Yapı sağlam olsa da, dolaplarımız vb. gerektiği şekilde monte edilmediği, sabitlenmediği, deprem bölgesinde yaşamamıza rağmen buna uygun bir yaşam biçimi seçmediğimiz için, korkuyoruz.

***

Korkmak (panik haline vardırmadan) iyidir bazen… İnsanı kendine getirir… Korkuya yol açan riski nasıl defetmek gerektiğini düşündürür…

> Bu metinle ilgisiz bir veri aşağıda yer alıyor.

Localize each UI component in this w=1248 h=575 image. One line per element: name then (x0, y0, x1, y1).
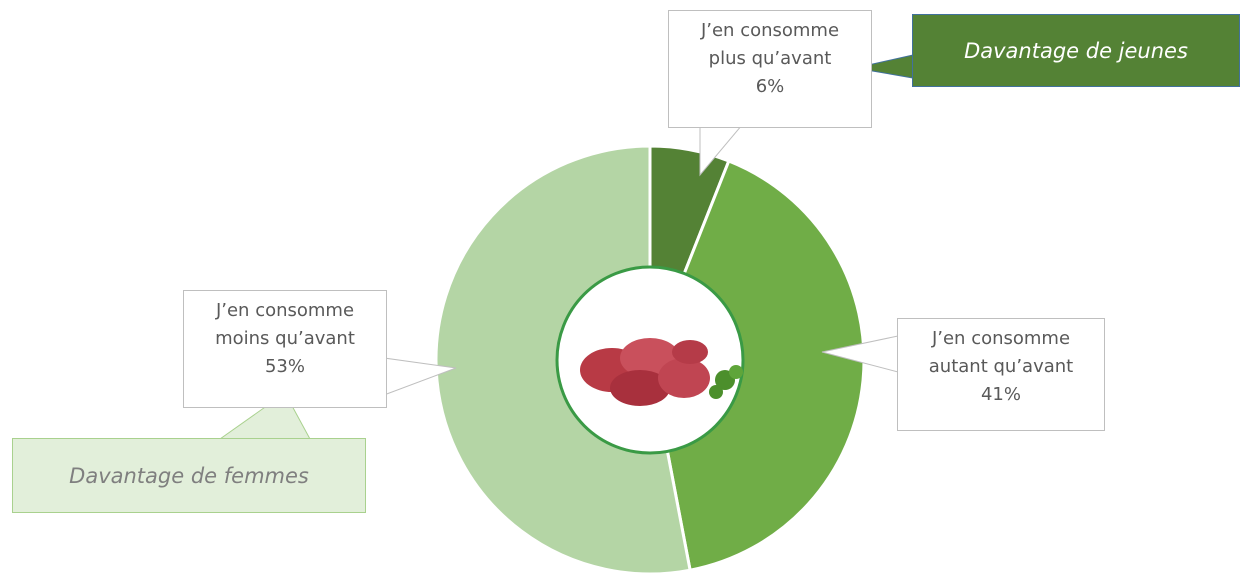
callout: J’en consomme autant qu’avant 41% (897, 318, 1105, 431)
value-label: 6% (755, 76, 785, 97)
pie-slice (648, 159, 866, 572)
slice-label: J’en consomme autant qu’avant (928, 328, 1074, 377)
callout: J’en consomme plus qu’avant 6% (668, 10, 872, 128)
value-label: 53% (264, 356, 305, 377)
callout: J’en consomme moins qu’avant 53% (183, 290, 387, 408)
annotation: Davantage de femmes (12, 438, 366, 513)
value-label: 41% (980, 384, 1021, 405)
slice-label: J’en consomme plus qu’avant (700, 20, 840, 69)
annotation: Davantage de jeunes (912, 14, 1240, 87)
meat-illustration (580, 338, 743, 406)
slice-label: J’en consomme moins qu’avant (215, 300, 355, 349)
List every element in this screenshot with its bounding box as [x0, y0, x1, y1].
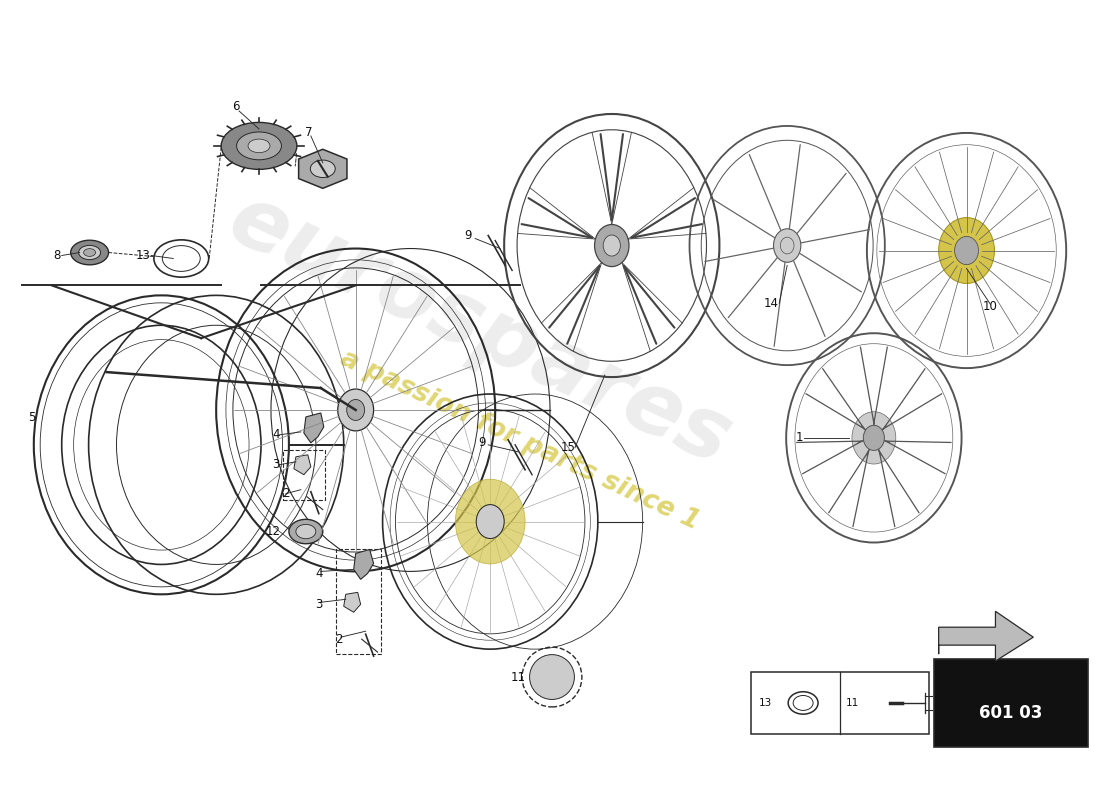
Bar: [751, 672, 928, 734]
Text: 2: 2: [336, 633, 342, 646]
Polygon shape: [294, 455, 311, 474]
Text: 9: 9: [478, 436, 486, 450]
Text: 13: 13: [136, 249, 151, 262]
Bar: [934, 659, 1088, 746]
Text: 15: 15: [561, 442, 575, 454]
Text: 7: 7: [305, 126, 312, 139]
Ellipse shape: [236, 132, 282, 160]
Ellipse shape: [84, 249, 96, 257]
Polygon shape: [938, 611, 1033, 661]
Ellipse shape: [773, 229, 801, 262]
Ellipse shape: [529, 654, 574, 699]
Text: 12: 12: [265, 525, 280, 538]
Ellipse shape: [483, 513, 497, 530]
Text: 601 03: 601 03: [979, 705, 1043, 722]
Text: 3: 3: [273, 458, 279, 471]
Ellipse shape: [338, 389, 374, 431]
Ellipse shape: [346, 399, 364, 421]
Ellipse shape: [296, 524, 316, 538]
Polygon shape: [304, 413, 323, 443]
Text: 11: 11: [845, 698, 859, 708]
Text: 6: 6: [232, 99, 240, 113]
Ellipse shape: [938, 218, 994, 283]
Ellipse shape: [476, 505, 504, 538]
Text: eurospares: eurospares: [216, 178, 745, 483]
Text: 10: 10: [983, 300, 998, 313]
Polygon shape: [298, 150, 346, 188]
Polygon shape: [354, 550, 374, 579]
Ellipse shape: [864, 426, 884, 450]
Bar: [336, 550, 381, 654]
Ellipse shape: [851, 412, 895, 464]
Ellipse shape: [78, 246, 100, 260]
Text: 5: 5: [29, 411, 35, 425]
Ellipse shape: [603, 235, 620, 256]
Text: 9: 9: [464, 229, 472, 242]
Ellipse shape: [221, 122, 297, 170]
Ellipse shape: [310, 160, 336, 178]
Text: 2: 2: [283, 487, 289, 500]
Text: 4: 4: [272, 428, 279, 442]
Ellipse shape: [289, 519, 322, 544]
Ellipse shape: [955, 237, 979, 265]
Ellipse shape: [476, 505, 504, 538]
Ellipse shape: [595, 225, 629, 266]
Text: 3: 3: [315, 598, 322, 610]
Ellipse shape: [780, 237, 794, 254]
Text: 13: 13: [759, 698, 772, 708]
Ellipse shape: [249, 139, 270, 153]
Text: 14: 14: [763, 297, 779, 310]
Text: 11: 11: [510, 670, 526, 683]
Text: 1: 1: [795, 431, 803, 444]
Polygon shape: [343, 592, 361, 612]
Text: 8: 8: [53, 249, 60, 262]
Text: a passion for parts since 1: a passion for parts since 1: [337, 345, 704, 534]
Bar: [283, 450, 324, 500]
Ellipse shape: [455, 479, 525, 564]
Ellipse shape: [70, 240, 109, 265]
Text: 4: 4: [315, 567, 322, 580]
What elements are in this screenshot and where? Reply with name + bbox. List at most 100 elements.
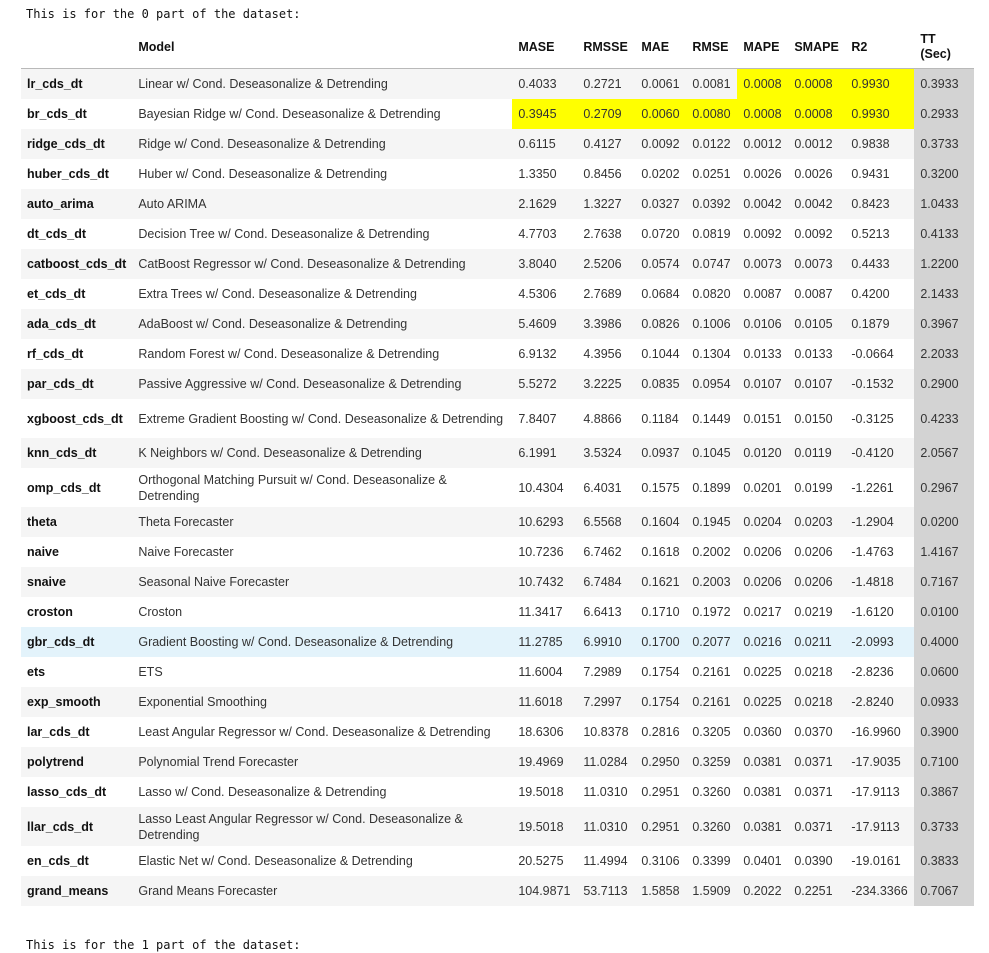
cell-mape: 0.2022	[737, 876, 789, 906]
cell-r2: 0.9930	[845, 68, 915, 99]
cell-mase: 0.3945	[512, 99, 578, 129]
cell-smape: 0.0008	[788, 99, 846, 129]
cell-model: Auto ARIMA	[132, 189, 513, 219]
cell-tt: 2.0567	[914, 438, 975, 468]
cell-mae: 0.0327	[635, 189, 687, 219]
cell-smape: 0.0008	[788, 68, 846, 99]
cell-rmse: 0.0820	[686, 279, 738, 309]
cell-index: ets	[21, 657, 133, 687]
cell-r2: -0.0664	[845, 339, 915, 369]
cell-mape: 0.0201	[737, 468, 789, 507]
cell-mae: 0.0061	[635, 68, 687, 99]
cell-mape: 0.0381	[737, 777, 789, 807]
cell-model: Lasso Least Angular Regressor w/ Cond. D…	[132, 807, 513, 846]
cell-smape: 0.0119	[788, 438, 846, 468]
cell-mae: 0.1575	[635, 468, 687, 507]
table-row: en_cds_dt Elastic Net w/ Cond. Deseasonal…	[21, 846, 975, 876]
cell-rmsse: 6.7484	[577, 567, 636, 597]
cell-rmsse: 11.0310	[577, 777, 636, 807]
cell-mae: 0.0574	[635, 249, 687, 279]
cell-smape: 0.0150	[788, 399, 846, 438]
cell-model: Theta Forecaster	[132, 507, 513, 537]
cell-mape: 0.0133	[737, 339, 789, 369]
cell-mape: 0.0217	[737, 597, 789, 627]
cell-tt: 0.4133	[914, 219, 975, 249]
cell-model: Gradient Boosting w/ Cond. Deseasonalize…	[132, 627, 513, 657]
cell-mae: 0.1754	[635, 687, 687, 717]
table-row: dt_cds_dt Decision Tree w/ Cond. Deseason…	[21, 219, 975, 249]
column-header-rmse: RMSE	[686, 26, 738, 69]
cell-index: exp_smooth	[21, 687, 133, 717]
cell-r2: -1.4763	[845, 537, 915, 567]
cell-mape: 0.0073	[737, 249, 789, 279]
table-row: catboost_cds_dt CatBoost Regressor w/ Con…	[21, 249, 975, 279]
cell-rmse: 0.1899	[686, 468, 738, 507]
cell-model: Extra Trees w/ Cond. Deseasonalize & Det…	[132, 279, 513, 309]
cell-tt: 0.2967	[914, 468, 975, 507]
cell-r2: -0.4120	[845, 438, 915, 468]
cell-model: Bayesian Ridge w/ Cond. Deseasonalize & …	[132, 99, 513, 129]
cell-tt: 0.2900	[914, 369, 975, 399]
cell-mase: 10.6293	[512, 507, 578, 537]
column-header-rmsse: RMSSE	[577, 26, 636, 69]
cell-r2: 0.4200	[845, 279, 915, 309]
cell-mase: 10.4304	[512, 468, 578, 507]
cell-mase: 10.7236	[512, 537, 578, 567]
table-header-row: Model MASE RMSSE MAE RMSE MAPE SMAPE R2 TT (Sec)	[21, 26, 975, 69]
cell-model: Ridge w/ Cond. Deseasonalize & Detrendin…	[132, 129, 513, 159]
cell-mase: 19.4969	[512, 747, 578, 777]
cell-rmse: 0.1449	[686, 399, 738, 438]
cell-mape: 0.0008	[737, 68, 789, 99]
cell-mase: 6.1991	[512, 438, 578, 468]
cell-r2: -17.9035	[845, 747, 915, 777]
cell-mae: 0.0937	[635, 438, 687, 468]
cell-index: rf_cds_dt	[21, 339, 133, 369]
cell-r2: 0.5213	[845, 219, 915, 249]
cell-index: knn_cds_dt	[21, 438, 133, 468]
cell-mae: 1.5858	[635, 876, 687, 906]
cell-mape: 0.0151	[737, 399, 789, 438]
cell-mase: 6.9132	[512, 339, 578, 369]
cell-r2: 0.4433	[845, 249, 915, 279]
cell-smape: 0.0199	[788, 468, 846, 507]
cell-mae: 0.2950	[635, 747, 687, 777]
cell-tt: 0.0200	[914, 507, 975, 537]
table-row: lasso_cds_dt Lasso w/ Cond. Deseasonalize…	[21, 777, 975, 807]
cell-tt: 0.0100	[914, 597, 975, 627]
table-row: snaive Seasonal Naive Forecaster 10.7432 6.…	[21, 567, 975, 597]
cell-mae: 0.1700	[635, 627, 687, 657]
cell-smape: 0.0206	[788, 537, 846, 567]
cell-rmse: 0.3259	[686, 747, 738, 777]
cell-r2: -1.2261	[845, 468, 915, 507]
output-outro-text: This is for the 1 part of the dataset:	[26, 938, 301, 952]
cell-smape: 0.0370	[788, 717, 846, 747]
cell-mae: 0.1621	[635, 567, 687, 597]
cell-rmse: 1.5909	[686, 876, 738, 906]
cell-rmsse: 11.0284	[577, 747, 636, 777]
table-row: naive Naive Forecaster 10.7236 6.7462 0.1618…	[21, 537, 975, 567]
cell-index: lasso_cds_dt	[21, 777, 133, 807]
cell-rmsse: 0.2721	[577, 68, 636, 99]
cell-smape: 0.0371	[788, 807, 846, 846]
cell-tt: 0.3967	[914, 309, 975, 339]
cell-mae: 0.0684	[635, 279, 687, 309]
cell-tt: 1.4167	[914, 537, 975, 567]
cell-mae: 0.1754	[635, 657, 687, 687]
cell-rmsse: 7.2997	[577, 687, 636, 717]
cell-model: AdaBoost w/ Cond. Deseasonalize & Detren…	[132, 309, 513, 339]
cell-smape: 0.0092	[788, 219, 846, 249]
table-row: auto_arima Auto ARIMA 2.1629 1.3227 0.0327 0.…	[21, 189, 975, 219]
cell-tt: 2.1433	[914, 279, 975, 309]
cell-r2: -17.9113	[845, 807, 915, 846]
table-row: gbr_cds_dt Gradient Boosting w/ Cond. Des…	[21, 627, 975, 657]
cell-r2: -1.4818	[845, 567, 915, 597]
table-row: ada_cds_dt AdaBoost w/ Cond. Deseasonaliz…	[21, 309, 975, 339]
cell-smape: 0.0087	[788, 279, 846, 309]
cell-mase: 104.9871	[512, 876, 578, 906]
cell-r2: -234.3366	[845, 876, 915, 906]
cell-mae: 0.1184	[635, 399, 687, 438]
cell-tt: 0.0933	[914, 687, 975, 717]
cell-r2: -16.9960	[845, 717, 915, 747]
table-row: croston Croston 11.3417 6.6413 0.1710 0.1972 0…	[21, 597, 975, 627]
cell-model: Polynomial Trend Forecaster	[132, 747, 513, 777]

Ama bunu yapmıyor ve sadece korkuyorsanız.. boşa korkmayın, atalarımız özetlemiş: Korkunun ecele faydası yok!

 

Not: 24 Mayıs 2014 Cumartesi günü meydana gelen ve Keşan ile çevresinde de yoğun şekilde hissedilen 6.5 büyüklüğündeki Ege Denizi merkezli depremin ardından birçok “uzman” yorumu dinledim, okudum… Hem basın mensuplarının soruları, hem uzmanların yaptığı açıklamaların büyük bölümü, “Bu deprem, büyük İstanbul depremine yol açar mı?” üzerineydi. Ve verilen, “Hayır, yol açmaz” yanıtıyla da herkes bir güzel rahatladı. Oturduğunuz koltuk İstanbul’daysa, algı da bu oluyor. Dolayısıyla, Trakya’da, Saros Körfezi hinterlandında yaşayan insanlara yapmanız gereken uyarı, bilgilendirme ve bilinçlendirmeyi es geçmiş oluyorsunuz. “Uzman”larımızın canı sağolsun!